Thomas parecía acongojado.

– ¡Tengo que conseguir los demás libros de historias! Ahora, antes de que las hordas se movilicen.

– No. Debes dormir. Sé dónde tienen a Monique.

13

EL DESPACHO del presidente. De este salón fluía más poder que de ningún otro en el mundo, pero, al observar el barullo de actividad mientras esperaba su audiencia con el presidente Blair, Thomas se preguntó si ese poder podría haberse cortocircuitado.

Él no sabía exactamente quién conocía acerca de la variedad Raison, pero la urgencia en sus rostros traicionaba la disposición de dejarse llevar por el pánico de media docena más de visitantes que evidentemente habían exigido y recibido citas con el despacho más destacado del mundo.

Algunos sin duda eran secretarios o asesores en el gabinete; otros debían representar incendios que el presidente se sentía obligado a apagar: líderes de la oposición que amenazaban con acudir al público, legisladores preocupados con buenas intenciones que arruinarían al país, etcétera, etcétera.

Si esa era la clase de pánico que trastornaba estos majestuosos pasillos, ¿cuál era la escena en otros gobiernos? Por lo que Thomas pudo alcanzar a oír, todos los gobiernos de las naciones occidentales ya estaban cediendo, a solo dos días de la crisis.

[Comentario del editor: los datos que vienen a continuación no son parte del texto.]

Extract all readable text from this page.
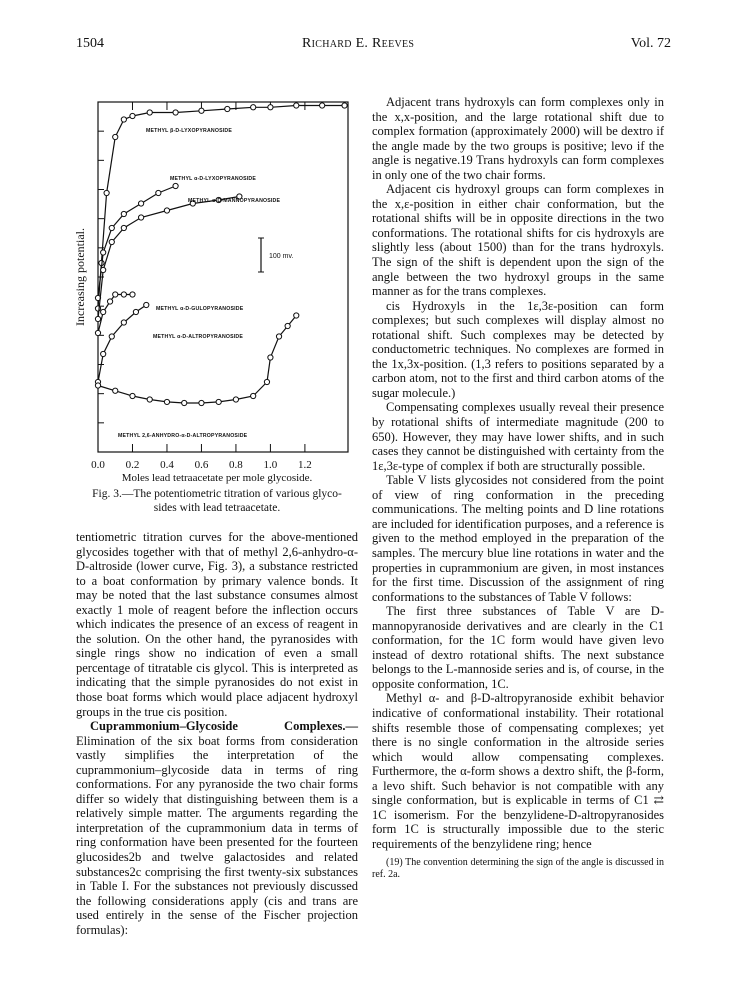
1504	Richard E. Reeves	Vol. 72
0.0 0.2 0.4 0.6 0.8 1.0 1.2
Moles lead tetraacetate per mole glycoside.
Increasing potential.	100 mv.
METHYL β-D-LYXOPYRANOSIDE
METHYL α-D-LYXOPYRANOSIDE
METHYL α-D-MANNOPYRANOSIDE
METHYL α-D-GULOPYRANOSIDE
METHYL α-D-ALTROPYRANOSIDE
METHYL 2,6-ANHYDRO-α-D-ALTROPYRANOSIDE
Fig. 3.—The potentiometric titration of various glyco-
sides with lead tetraacetate.

tentiometric titration curves for the above-mentioned glycosides together with that of methyl 2,6-anhydro-α-D-altroside (lower curve, Fig. 3), a substance restricted to a boat conformation by primary valence bonds. It may be noted that the last substance consumes almost exactly 1 mole of reagent before the inflection occurs which indicates the presence of an excess of reagent in the solution. On the other hand, the pyranosides with single rings show no indication of even a small percentage of titratable cis glycol. This is interpreted as indicating that the simple pyranosides do not exist in those boat forms which would place adjacent hydroxyl groups in the true cis position.

Cuprammonium–Glycoside Complexes.— Elimination of the six boat forms from consideration vastly simplifies the interpretation of the cuprammonium–glycoside data in terms of ring conformations. For any pyranoside the two chair forms differ so widely that distinguishing between them is a relatively simple matter. The arguments regarding the interpretation of the cuprammonium data in terms of ring conformation have been presented for the fourteen glucosides2b and twelve galactosides and related substances2c comprising the first twenty-six substances in Table I. For the substances not previously discussed the following considerations apply (cis and trans are used entirely in the sense of the Fischer projection formulas):

Adjacent trans hydroxyls can form complexes only in the x,x-position, and the large rotational shift due to complex formation (approximately 2000) will be dextro if the angle made by the two groups is positive; levo if the angle is negative.19 Trans hydroxyls can form complexes in only one of the two chair forms.

Adjacent cis hydroxyl groups can form complexes in the x,ε-position in either chair conformation, but the rotational shifts will be in opposite directions in the two conformations. The rotational shifts for cis hydroxyls are slightly less (about 1500) than for the trans hydroxyls. The sign of the shift is dependent upon the sign of the angle between the two hydroxyl groups in the same manner as for the trans complexes.

cis Hydroxyls in the 1ε,3ε-position can form complexes; but such complexes will display almost no rotational shift. Such complexes may be detected by conductometric techniques. No complexes are formed in the 1x,3x-position. (1,3 refers to positions separated by a carbon atom, not to the first and third carbon atoms of the sugar molecule.)

Compensating complexes usually reveal their presence by rotational shifts of intermediate magnitude (200 to 650). However, they may have lower shifts, and in such cases they cannot be distinguished with certainty from the 1ε,3ε-type of complex if both are structurally possible.

Table V lists glycosides not considered from the point of view of ring conformation in the preceding communications. The melting points and D line rotations are included for identification purposes, and a reference is given to the method employed in the preparation of the samples. The mercury blue line rotations in water and the properties in cuprammonium are given, in most instances for the first time. Discussion of the assignment of ring conformations to the substances of Table V follows:

The first three substances of Table V are D-mannopyranoside derivatives and are clearly in the C1 conformation, for the 1C form would have given levo instead of dextro rotational shifts. The next substance belongs to the L-mannoside series and is, of course, in the opposite conformation, 1C.

Methyl α- and β-D-altropyranoside exhibit behavior indicative of conformational instability. Their rotational shifts resemble those of compensating complexes; yet there is no single conformation in the altroside series which would allow compensating complexes. Furthermore, the α-form shows a dextro shift, the β-form, a levo shift. Such behavior is not compatible with any single conformation, but is explicable in terms of C1 ⇄ 1C isomerism. For the benzylidene-D-altropyranosides form 1C is structurally impossible due to the steric requirements of the benzylidene ring; hence

(19) The convention determining the sign of the angle is discussed in ref. 2a.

Thomas se hallaba en el sofá dorado y con los pies sobre el sello presidencial, delante del presidente, que estaba en un diván similar directamente frente a él. Phil Grant se hallaba en otro sofá al lado del dignatario. A su derecha Ron Kreet, jefe de personal, y Clarice Morton, que rescatara a Thomas en la reunión de ayer, se hallaban sentados en los sillones verdes con dorado cerca de la chimenea. Un retrato de George Washington los observaba desde su marco entre ellos. Robert Blair, Phil Grant y Ron Kreet vestían corbata. Clarice llevaba un vestido ejecutivo. Thomas había optado por los mismos pantalones negros y camisa blanca que usara la víspera; de momento era la única ropa de su posesión y que significaba alguna verdadera vestimenta para ellos, aunque dudó que eso le importara mucho a este presidente.

– ¿Está usted seguro de esto, Thomas?

– Tan seguro como puedo estarlo de cualquier cosa, señor presidente. Sé que aún le parece un poco forzado, pero así es como supe del virus la primera vez.

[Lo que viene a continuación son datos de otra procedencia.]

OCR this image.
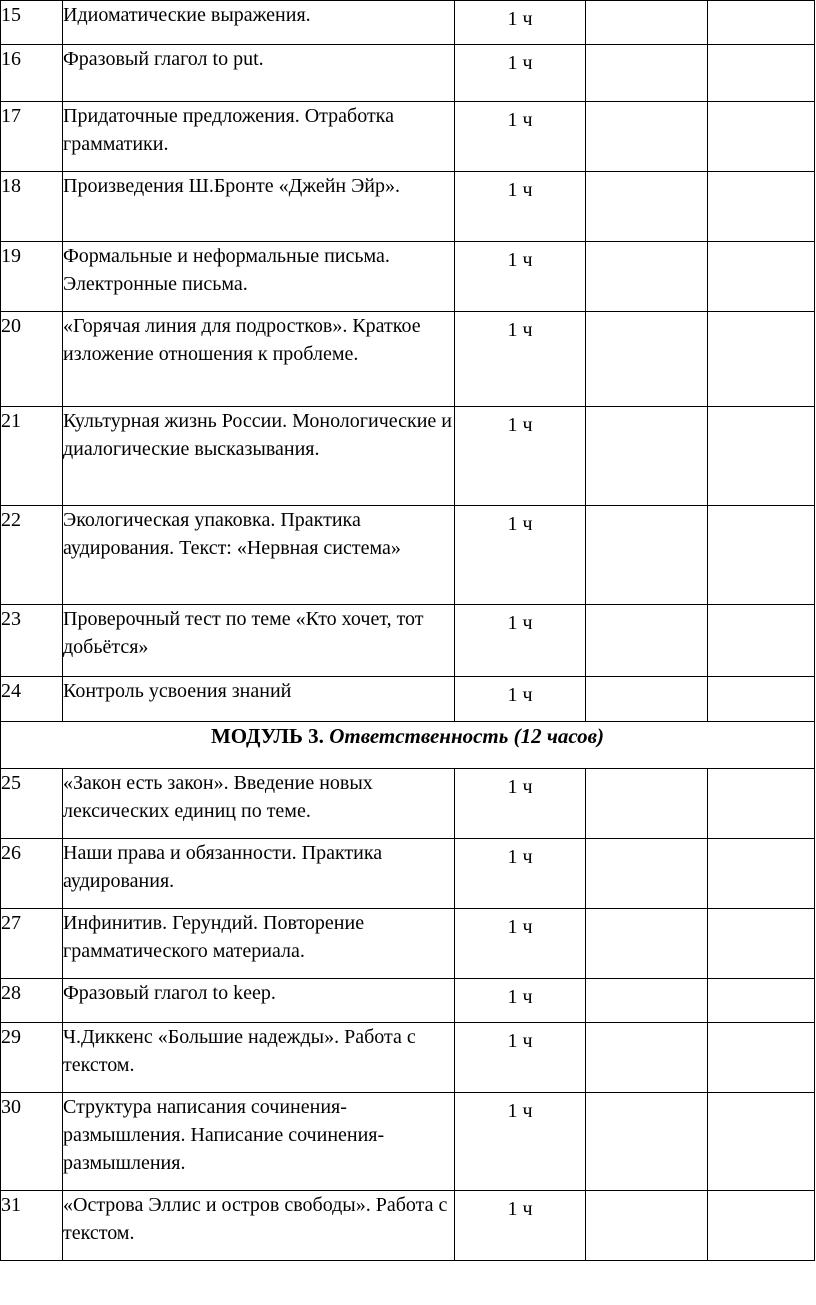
15	Идиоматические выражения.	1 ч		
16	Фразовый глагол to put.	1 ч		
17	Придаточные предложения. Отработка грамматики.	1 ч		
18	Произведения Ш.Бронте «Джейн Эйр».	1 ч		
19	Формальные и неформальные письма. Электронные письма.	1 ч		
20	«Горячая линия для подростков». Краткое изложение отношения к проблеме.	1 ч		
21	Культурная жизнь России. Монологические и диалогические высказывания.	1 ч		
22	Экологическая упаковка. Практика аудирования. Текст: «Нервная система»	1 ч		
23	Проверочный тест по теме «Кто хочет, тот добьётся»	1 ч		
24	Контроль усвоения знаний	1 ч		
МОДУЛЬ 3. Ответственность (12 часов)				
25	«Закон есть закон». Введение новых лексических единиц по теме.	1 ч		
26	Наши права и обязанности. Практика аудирования.	1 ч		
27	Инфинитив. Герундий. Повторение грамматического материала.	1 ч		
28	Фразовый глагол to keep.	1 ч		
29	Ч.Диккенс «Большие надежды». Работа с текстом.	1 ч		
30	Структура написания сочинения-размышления. Написание сочинения-размышления.	1 ч		
31	«Острова Эллис и остров свободы». Работа с текстом.	1 ч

– Asegura que encontró los libros de historias, esos textos históricos que nos podrían decir lo que ocurre a continuación, pero, más importante aún, sabe dónde tienen a Monique de Raison.

– Sí.

El presidente miró a Kreet, que arqueó una ceja como para decir: Es decisión suya, no mía.

Thomas había despertado temprano y pasó la primera hora intentando localizar a Gains o a Grant… en realidad a alguien que pudiera responder a esta nueva información que había recuperado de sus sueños. Supo que los dos se habían quedado despiertos hasta tarde y que finalmente dormían. Eran casi las nueve de la mañana cuando logró convencer al asistente de Grant para que lo comunicara con él.